I've seen Hiroshima, mon amour on this same big screen, and if I could shape the theater's calendar like clay, I'd have shown it the week before Marienbad, and then followed them up with Muriel next week, which I've only seen once (at the PFA). The actual program has Vertigo playing next week, which shows here often, but I can't complain. It's a nice way to blend the mind warp of this baroque hotel with the city in which I sit, for an entirely different sort of mind warp.

UPDATE (3/27/08): more thoughts after another viewing

Posted by davis | Link
Reader Comments
March 25, 2008, 03:18 PM

Too cool, Rob. What a treat it must be to see this. Marienbad was one of the first major experimental films I saw early in my cinematic "education", and I remember being confounded and simultaneously thrilled by it. I've seen it multiple times since then, but I don't think I've noticed some of the things you've pointed out here. Gonna have to keep them in mind when I revisit it. Good point about the ultimate limitations of the sound -- all part of those "conflicting recollections".

I've never seen Hiroshima mon amour on a large screen, even though it's my favorite film. That would be like a religious experience. I'd probably want the whole theater to myself, at least just once -- so I could connect with the film entirely without distraction or communal mediation.

Yes, I am a geek, but man I love Resnais' early films.

March 25, 2008, 03:26 PM
davis

The sound of those footsteps must be deliberate. It's too perfect. And surely no foley artist, who must be watching and counting footfalls with a microscope, would be so careless as to make loafers on a rug sound like tap tap tap. I love it.

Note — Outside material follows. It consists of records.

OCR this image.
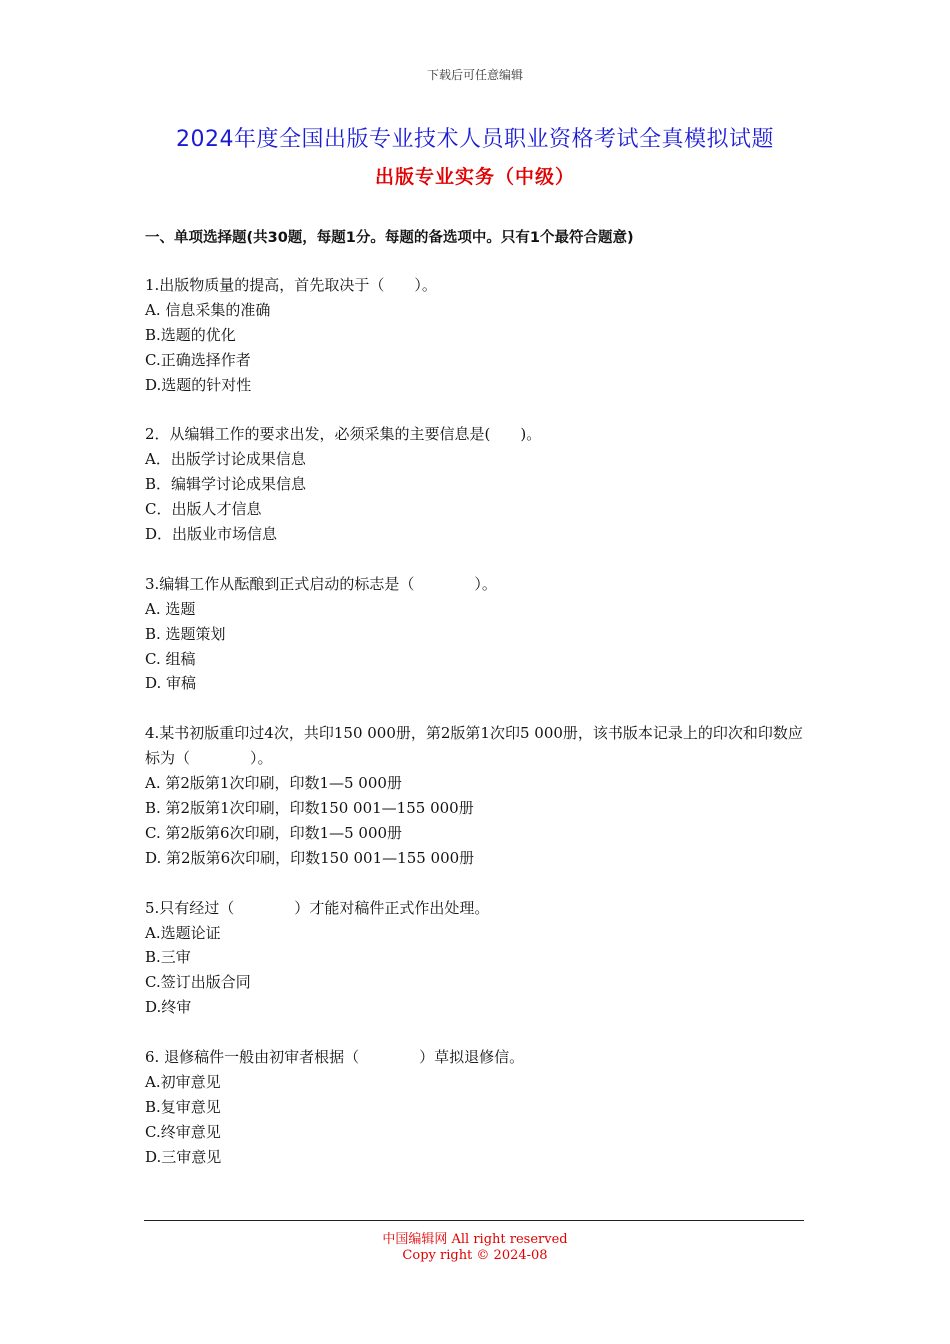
下载后可任意编辑
2024年度全国出版专业技术人员职业资格考试全真模拟试题
出版专业实务（中级）
一、单项选择题(共30题，每题1分。每题的备选项中。只有1个最符合题意)
1.出版物质量的提高，首先取决于（　　）。
A. 信息采集的准确
B.选题的优化
C.正确选择作者
D.选题的针对性
2．从编辑工作的要求出发，必须采集的主要信息是(　　)。
A．出版学讨论成果信息
B．编辑学讨论成果信息
C．出版人才信息
D．出版业市场信息
3.编辑工作从酝酿到正式启动的标志是（　　　　）。
A. 选题
B. 选题策划
C. 组稿
D. 审稿
4.某书初版重印过4次，共印150 000册，第2版第1次印5 000册，该书版本记录上的印次和印数应标为（　　　　）。
A. 第2版第1次印刷，印数1—5 000册
B. 第2版第1次印刷，印数150 001—155 000册
C. 第2版第6次印刷，印数1—5 000册
D. 第2版第6次印刷，印数150 001—155 000册
5.只有经过（　　　　）才能对稿件正式作出处理。
A.选题论证
B.三审
C.签订出版合同
D.终审
6. 退修稿件一般由初审者根据（　　　　）草拟退修信。
A.初审意见
B.复审意见
C.终审意见
D.三审意见
中国编辑网 All right reserved
Copy right © 2024-08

The only time I've seen Hiroshima, mon amour on the big screen was at San Francisco's annual Asian-American film festival. They often have some inspired programming choices, and for the 50th anniversary of the dropping of the bomb, they showed Resnais' film. I was a little unsure about how the audience would take it -- a packed house full of people who I imagine were attending lots of the festival's current Asian fare, much of it silly and entertaining -- and while I do remember hearing a few confused remarks at the end, the audience was respectful during the screening, and I think it was a meaningful experience for many. I know it was for me.

March 25, 2008, 07:30 PM

You know, Rob, that's quite a telling story about seeing Hiroshima, mon amour at the festival -- I can see how the film would instill a certain level of respect among audiences, not only for the opening footage of survivors, but for the haunting tale of memory and isolation. I'm not sure if you own the Criterion edition, but it's definitely worth it -- the essays and interviews (with Godard, Kast, Rivette, and others) in the included booklet are invaluable.

March 26, 2008, 01:12 AM
davis

Yeah, I think it's also likely that a fair number of people in the audience may have had a personal connection to the events -- through friends or family -- since this was an Asian film festival in a city with a relatively large Japanese and Asian population. That, plus the somber occasion, may have all come together for a meaningful screening.

I don't collect a lot of DVDs these days, but that sounds like one that I should have. I think I have some kind of prerelease version of the disk, or something, without the packaging, booklet, and bonus material, but it seems like the real deal would be worth the $30, not a bad price for Criterion.